Il Long-Covid ha un impatto clinico significativo sul paziente e impone un ripensamento dei modelli di presa in carico che generano nuove sfide per la sanità pubblica” commenta Graziano Onder, Professore di Scienze Geriatriche, Università Cattolica del Sacro Cuore di Roma. “Il documento elaborato dal tavolo di lavoro guidato dall’Istituto Superiore di Sanità nasce proprio dall’esigenza di definire ‘indicazioni di buona pratica’ in tema di Long-Covid al fine di uniformare i comportamenti organizzativi e diagnostici dei diversi centri Long-Covid sul territorio nazionale e strutturare processi di presa in carico multidisciplinare”.

Anziani e Long-Covid

Per la corretta gestione del Long-Covid negli over-65 è bene tenere in considerazione i sintomi più comuni legati alla malattia e la loro interazione con la quotidianità del paziente. In particolare, secondo le indicazioni di buona pratica dell’Istituto Superiore di Sanità, ai fini della valutazione delle sequele del Covid nelle persone anziane è opportuno includere anche l’eventuale stato di isolamento sociale, lo stato funzionale (cadute), gli aspetti nutrizionali e i sintomi cognitivi.

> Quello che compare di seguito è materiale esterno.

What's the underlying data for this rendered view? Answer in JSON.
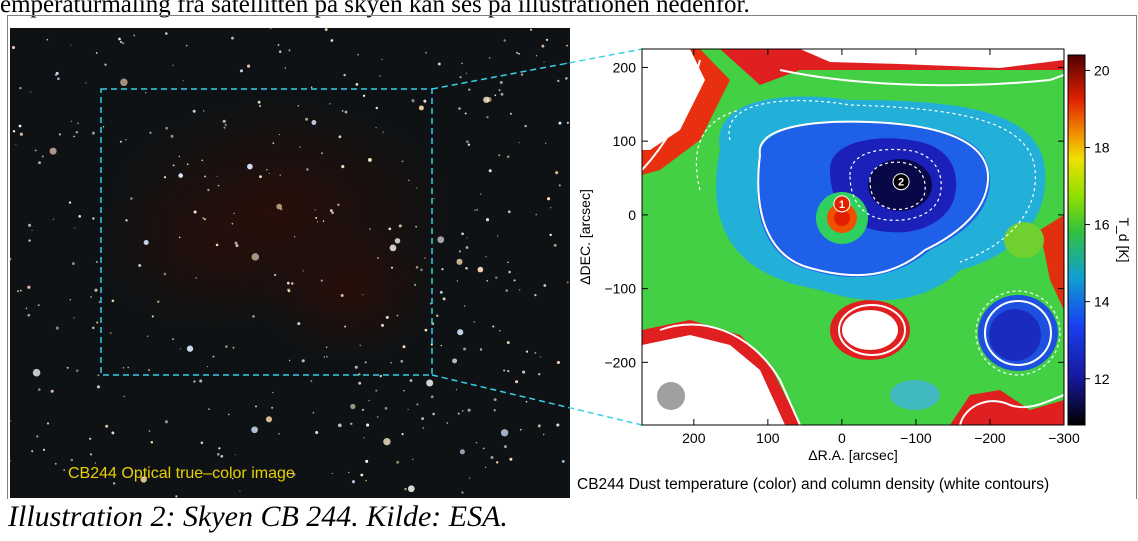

Infatti, la condizione di isolamento sociale legata Long-Covid, già conosciuta ai tempi del lockdown, oltre a impattare negativamente sullo stato di salute psicologica del paziente anziano, può spesso accompagnarsi ad un aumento dell’inattività e a malnutrizione, con la conseguente perdita di massa e forza muscolare (sarcopenia) che rappresenta un ulteriore elemento di estrema fragilità e vulnerabilità di fronte alle aggressioni esterne.

“Una efficace gestione del Long-Covid nell’anziano non può esserci senza adeguate organizzazione e standardizzazione delle procedure – ha commentato Roberto Bernabei, Presidente di Italia Longeva. Innanzitutto, sono necessari un’efficiente rete assistenziale di prossimità e un collegamento efficace tra ospedale e territorio per rispondere ai numerosi bisogni di un paziente fragile e multimorbido, spesso con ridotta autosufficienza. Quello che oggi emerge dalla comunità scientifica è inoltre l’esigenza di uniformare i protocolli di valutazione e gestione del Long-Covid sul territorio nazionale per evitare che le disomogeneità dei modelli di presa in carico si traducano, anche in questo caso, in peggiori esiti di salute per i pazienti”.